Add a heuristic: if the diff is ≤ N files and ≤ M lines of identical changes, use a lightweight self-review instead of spawning a full adversarial subagent. Reserve the heavy review for specs with design decisions or complex logic.
### P3: Monitor Context Growth in Multi-Task Sessions
**Impact on tokens:** Low urgency — token cost is at parity for single-task sessions.
The 14% token overhead observed in Run 3 was entirely due to starting mid-session (62K vs 24K context). For single-task sessions, QD2 is likely cheaper than old QD. However, if users chain multiple tasks in one session, context accumulates and per-turn cost grows.

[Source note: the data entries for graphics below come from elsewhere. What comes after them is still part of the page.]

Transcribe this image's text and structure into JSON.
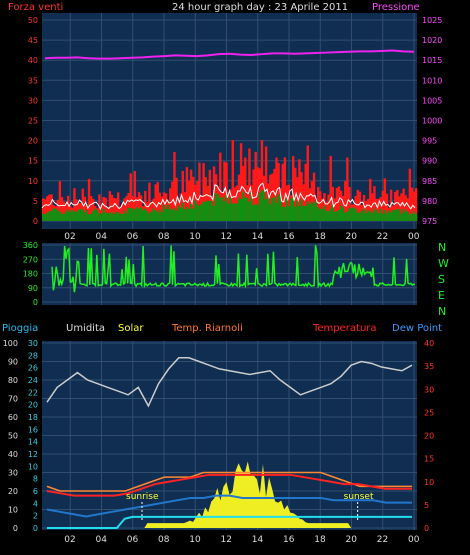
{
  "header": {
    "title": "24 hour graph day : 23 Aprile 2011",
    "left_label": "Forza venti",
    "right_label": "Pressione"
  },
  "wind_dir_labels": [
    "N",
    "W",
    "S",
    "E",
    "N"
  ],
  "legend_row": {
    "items": [
      {
        "label": "Pioggia",
        "color": "#22bbee"
      },
      {
        "label": "Umidita",
        "color": "#dddddd"
      },
      {
        "label": "Solar",
        "color": "#ffff33"
      },
      {
        "label": "Temp. Riarnoli",
        "color": "#ff7722"
      },
      {
        "label": "Temperatura",
        "color": "#ff2222"
      },
      {
        "label": "Dew Point",
        "color": "#3399ff"
      }
    ]
  },
  "x_ticks": [
    "02",
    "04",
    "06",
    "08",
    "10",
    "12",
    "14",
    "16",
    "18",
    "20",
    "22",
    "00"
  ],
  "sun_labels": {
    "sunrise": "sunrise",
    "sunset": "sunset"
  },
  "colors": {
    "panel_bg": "#0f2e52",
    "grid": "#324e6e",
    "wind_red": "#ff1a1a",
    "wind_green": "#109010",
    "wind_white": "#ffffff",
    "pressure": "#ee22ee",
    "direction": "#22ee22",
    "humidity": "#cccccc",
    "temp_riarnoli": "#ff8833",
    "temperature": "#ff2222",
    "dewpoint": "#2277cc",
    "rain": "#22ddee",
    "solar": "#eeee22",
    "axis_red": "#ff3030",
    "axis_magenta": "#ff44ff",
    "axis_cyan": "#33ccdd"
  },
  "chart_data": [
    {
      "type": "bar",
      "name": "wind_and_pressure",
      "y_left_ticks": [
        "0",
        "5",
        "10",
        "15",
        "20",
        "25",
        "30",
        "35",
        "40",
        "45",
        "50"
      ],
      "y_right_ticks": [
        "975",
        "980",
        "985",
        "990",
        "995",
        "1000",
        "1005",
        "1010",
        "1015",
        "1020",
        "1025"
      ],
      "ylim_left": [
        0,
        50
      ],
      "ylim_right": [
        975,
        1025
      ],
      "pressure": [
        1015.5,
        1015.6,
        1015.6,
        1015.7,
        1015.5,
        1015.4,
        1015.4,
        1015.5,
        1015.6,
        1015.7,
        1015.9,
        1016.0,
        1016.2,
        1016.1,
        1016.0,
        1016.2,
        1016.5,
        1016.6,
        1016.4,
        1016.3,
        1016.5,
        1016.7,
        1016.7,
        1016.6,
        1016.7,
        1016.8,
        1016.9,
        1017.0,
        1017.1,
        1017.2,
        1017.2,
        1017.3,
        1017.4,
        1017.2,
        1017.1
      ]
    },
    {
      "type": "line",
      "name": "wind_direction",
      "y_ticks": [
        "0",
        "90",
        "180",
        "270",
        "360"
      ],
      "ylim": [
        0,
        360
      ]
    },
    {
      "type": "line",
      "name": "temperature_humidity",
      "y_left_ticks": [
        "0",
        "10",
        "20",
        "30",
        "40",
        "50",
        "60",
        "70",
        "80",
        "90",
        "100"
      ],
      "y_mid_ticks": [
        "0",
        "2",
        "4",
        "6",
        "8",
        "10",
        "12",
        "14",
        "16",
        "18",
        "20",
        "22",
        "24",
        "26",
        "28",
        "30"
      ],
      "y_right_ticks": [
        "0",
        "5",
        "10",
        "15",
        "20",
        "25",
        "30",
        "35",
        "40"
      ],
      "humidity": [
        68,
        76,
        80,
        84,
        80,
        78,
        76,
        74,
        72,
        76,
        66,
        78,
        86,
        92,
        92,
        90,
        88,
        86,
        85,
        84,
        83,
        84,
        85,
        80,
        76,
        72,
        74,
        76,
        78,
        82,
        88,
        90,
        89,
        87,
        86,
        85,
        88
      ],
      "temp_riarnoli": [
        9,
        8,
        8,
        8,
        8,
        8,
        8,
        9,
        10,
        11,
        11,
        11,
        12,
        12,
        12,
        12,
        12,
        12,
        12,
        12,
        12,
        12,
        11,
        10,
        9,
        9,
        9,
        9,
        9
      ],
      "temperature": [
        8,
        7.5,
        7,
        7,
        7,
        7,
        7.5,
        8.5,
        9.5,
        10,
        10.5,
        11,
        11.5,
        11.5,
        11.5,
        11.5,
        11.5,
        11.5,
        11.5,
        11,
        10.5,
        10,
        9.5,
        9.5,
        9,
        8.5,
        8.5,
        8.5
      ],
      "dewpoint": [
        4,
        3.5,
        3,
        2.5,
        3,
        3.5,
        4,
        4.5,
        5,
        5.5,
        6,
        6.5,
        6.5,
        7,
        7,
        6.5,
        6.5,
        6.5,
        6.5,
        6.5,
        6.5,
        6.5,
        6,
        6,
        6,
        6,
        5.5,
        5.5,
        5.5
      ],
      "rain": [
        0,
        0,
        0,
        0,
        0,
        0,
        0,
        0,
        0,
        0,
        1.5,
        1.8,
        1.8,
        1.8,
        1.8,
        1.8,
        1.8,
        1.8,
        1.8,
        1.8,
        1.8,
        1.8,
        1.8,
        1.8,
        1.8,
        1.8,
        1.8,
        1.8,
        1.8,
        1.8,
        1.8,
        1.8,
        1.8,
        1.8,
        1.8,
        1.8,
        1.8,
        1.8,
        1.8,
        1.8,
        1.8,
        1.8,
        1.8,
        1.8,
        1.8,
        1.8,
        1.8,
        1.8
      ]
    }
  ]
}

Worth monitoring but not blocking.
---
## Summary Scorecard
| Metric | Old QD (baseline) | QD2 Run 3 (skeleton) | Delta | Verdict |
|--------|-------------------|---------------------|-------|---------|
| Human turns (total) | 18 | 8 | 56% | **Better** |
| Human turns (substantive only) | 10 | 6 | 40% | **Better** |
| API turns (deduplicated) | 72 | 49 | 32% | **Better** |
| Tool calls | 121 | 123 | +2% | **Equivalent** |
| Total tokens (workflow-bounded) | 3.62M | 4.12M | +14% | **Equivalent** |
| Total tokens (fresh-session est.) | 3.62M | ~2.5M | 31% | **Better** |
| Wall-clock | ~5h55m | ~2h13m | 62% | **Better** (unreliable) |
| Output quality | Good | Good (plan-code-review) | — | **Equivalent** |
| One-shot quality | N/A | Poor | — | **Regression** |
**Bottom line:** QD2's plan-code-review path cuts human turns by 56% (18 → 8) and API turns by 32% (72 → 49) at roughly equivalent token cost (1.14x, entirely explained by mid-session context). In a fresh session, QD2 would likely be ~31% cheaper on tokens too. The one-shot path is a net negative — it bypasses quality gates entirely. Tightening priority: fix one-shot (P0), strengthen ask-don't-fantasize (P1), scale review (P2), monitor multi-task context growth (P3).